Ferdije Rrecaj von der IG Metall in Augsburg sagt dem BR-Studio Schwaben, die genannte Kaufsumme „macht uns einerseits stolz, so wertvoll zu sein“. Andererseits hätten die Beschäftigten „auch große Sorgen, dass die Summe in den nächsten Jahren erwirtschaftet werden muss“. Die Arbeitnehmervertretung sei auf jeden Fall offen für eine gute und konstruktive Zusammenarbeit mit dem neuen Investor. In Augsburg sind 4.500 Menschen bei Everllence beschäftigt.
Grüne warnen vor verpassten Standort-Chancen
Dass der Verkauf der Everllence-Mehrheit ganz anders hätte laufen sollen, macht die Augsburger Grünen-Bundestagsabgeordnete Claudia Roth von den Grünen deutlich. Sie erklärt schriftlich, es sei „bedauerlich“, dass es nicht gelungen sei, „eine tragfähige europäische Investorenlösung zu entwickeln“.
Schlüsselunternehmen mit industriellem Know-how und strategischen Technologien müssten in Europa gehalten werden, so Roth und spricht von einem industriepolitischen „Warnsignal“.
Es geht wohl weiter in Augsburg
Everllence stehe blendend da, sagt Volkswagen-Chef Blume. Und deshalb wolle der VW-Konzern ja auch 49 Prozent der Anteile behalten. Zuletzt habe Everllence einen Jahresumsatz von 4,9 Milliarden Euro gemacht. Die Produkte aus Augsburg finden sich demnach nicht nur in der Schifffahrt sondern auch bei Energieunternehmen und der Industrie.
Von „Rekorden im Auftragseingang“ ist die Rede. Everllence habe einige Technologien für die Energiewende anzubieten, etwa beim Ausbau von Infrastruktur und bei der Stromversorgung von KI-Rechenzentren, deren Bau momentan boomt.

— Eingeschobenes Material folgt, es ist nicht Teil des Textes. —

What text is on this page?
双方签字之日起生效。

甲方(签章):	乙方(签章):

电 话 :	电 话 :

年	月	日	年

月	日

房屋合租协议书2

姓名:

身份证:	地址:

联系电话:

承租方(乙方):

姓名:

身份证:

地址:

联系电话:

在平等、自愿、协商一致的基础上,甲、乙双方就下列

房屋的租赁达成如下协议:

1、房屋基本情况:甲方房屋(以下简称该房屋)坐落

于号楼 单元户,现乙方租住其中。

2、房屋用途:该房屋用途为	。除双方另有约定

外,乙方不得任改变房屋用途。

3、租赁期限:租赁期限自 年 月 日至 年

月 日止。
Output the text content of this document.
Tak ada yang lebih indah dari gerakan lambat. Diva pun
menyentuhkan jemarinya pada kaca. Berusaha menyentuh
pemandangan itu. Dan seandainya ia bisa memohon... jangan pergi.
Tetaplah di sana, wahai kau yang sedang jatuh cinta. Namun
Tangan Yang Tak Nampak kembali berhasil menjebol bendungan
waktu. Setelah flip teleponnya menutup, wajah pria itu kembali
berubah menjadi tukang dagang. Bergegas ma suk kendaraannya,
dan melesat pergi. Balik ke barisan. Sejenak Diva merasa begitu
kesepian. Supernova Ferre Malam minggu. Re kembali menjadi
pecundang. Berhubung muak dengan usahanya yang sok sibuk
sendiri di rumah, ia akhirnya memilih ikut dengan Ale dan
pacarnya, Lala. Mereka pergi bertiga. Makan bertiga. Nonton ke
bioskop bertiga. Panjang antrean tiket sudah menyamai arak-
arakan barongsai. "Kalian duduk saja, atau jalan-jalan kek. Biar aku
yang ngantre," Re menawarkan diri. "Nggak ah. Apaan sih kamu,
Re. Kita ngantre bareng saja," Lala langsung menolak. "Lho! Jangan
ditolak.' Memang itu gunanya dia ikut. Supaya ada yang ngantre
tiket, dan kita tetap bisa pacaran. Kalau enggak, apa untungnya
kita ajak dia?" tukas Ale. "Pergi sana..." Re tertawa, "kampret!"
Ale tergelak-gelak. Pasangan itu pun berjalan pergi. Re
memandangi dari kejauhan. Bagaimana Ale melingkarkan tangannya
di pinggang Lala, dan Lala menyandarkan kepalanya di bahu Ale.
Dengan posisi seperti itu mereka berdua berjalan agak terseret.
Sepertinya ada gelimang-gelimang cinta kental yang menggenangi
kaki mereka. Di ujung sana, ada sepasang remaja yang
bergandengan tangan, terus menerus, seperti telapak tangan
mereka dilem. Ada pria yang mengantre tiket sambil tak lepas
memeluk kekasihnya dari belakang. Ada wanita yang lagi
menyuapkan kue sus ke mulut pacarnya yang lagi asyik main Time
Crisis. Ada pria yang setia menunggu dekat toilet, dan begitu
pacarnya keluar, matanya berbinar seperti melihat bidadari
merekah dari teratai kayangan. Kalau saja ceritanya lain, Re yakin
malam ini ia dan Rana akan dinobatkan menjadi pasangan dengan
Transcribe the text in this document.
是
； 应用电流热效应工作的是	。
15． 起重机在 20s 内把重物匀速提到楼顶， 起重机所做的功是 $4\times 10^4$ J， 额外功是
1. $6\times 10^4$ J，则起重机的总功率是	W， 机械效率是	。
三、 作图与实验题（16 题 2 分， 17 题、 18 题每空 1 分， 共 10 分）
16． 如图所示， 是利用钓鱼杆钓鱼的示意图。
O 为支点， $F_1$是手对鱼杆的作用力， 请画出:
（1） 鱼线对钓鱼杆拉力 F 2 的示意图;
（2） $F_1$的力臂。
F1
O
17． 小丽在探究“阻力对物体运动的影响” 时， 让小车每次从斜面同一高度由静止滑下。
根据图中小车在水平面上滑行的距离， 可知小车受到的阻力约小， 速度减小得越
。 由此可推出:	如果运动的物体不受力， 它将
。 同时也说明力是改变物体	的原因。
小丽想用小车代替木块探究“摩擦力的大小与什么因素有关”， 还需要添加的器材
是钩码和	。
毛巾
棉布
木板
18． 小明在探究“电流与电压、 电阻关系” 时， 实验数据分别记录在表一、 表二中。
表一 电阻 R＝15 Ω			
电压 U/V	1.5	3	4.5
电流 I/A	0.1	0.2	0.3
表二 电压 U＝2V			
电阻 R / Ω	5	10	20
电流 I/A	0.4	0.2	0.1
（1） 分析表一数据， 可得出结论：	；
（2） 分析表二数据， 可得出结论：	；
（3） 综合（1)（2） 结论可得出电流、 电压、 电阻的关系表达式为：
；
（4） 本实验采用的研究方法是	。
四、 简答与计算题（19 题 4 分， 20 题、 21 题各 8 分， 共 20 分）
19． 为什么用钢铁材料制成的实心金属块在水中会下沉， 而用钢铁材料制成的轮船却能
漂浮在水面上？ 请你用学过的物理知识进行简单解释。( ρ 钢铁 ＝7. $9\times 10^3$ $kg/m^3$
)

Warum VW die „Schiffsdiesel“ loswerden wollte
Mit dem Verkauf wolle sich Volkswagen „noch stärker auf das Kerngeschäft konzentrieren“, lässt VW-Konzernchef Oliver Blume wissen. Was VW mit den 7,4 Milliarden Euro machen wolle, sei noch nicht entschieden, heißt es. Brauchen kann VW das Geld sehr gut: Dem Autobauer geht es wirtschaftlich schlecht, gleichzeitig sind die Entwicklungskosten der Wolfsburger rund um die Elektromobilität hoch.
Rudolf Diesels Erben machen weiter
Große Diesel-Motoren haben in Augsburg Tradition. Schließlich entwickelte Rudolf Diesel hier vor rund 130 Jahren die „Verbrennungskraftmaschine“, die nach ihm benannt ist. In Augsburg sind bis heute große Motoren, vor allem für Schiffe entwickelt und gebaut worden.
Zu Volkswagen kamen MAN und die Produktion von Schiffsdieselmotoren vor knapp 15 Jahren durch eine Übernahme. Die Sparte hieß damals zunächst „MAN Turbo & Diesel“, dann „MAN Energy Solutions“ und seit vergangenem Jahr „Everllence“, ein Kunstwort aus „ever“ (immer) und „excellence“, zwei „zentrale Attribute des unternehmenseigenen Selbstverständnisses“, wie das Unternehmen im Juni 2025 erklärte. Der Name jedenfalls soll bleiben.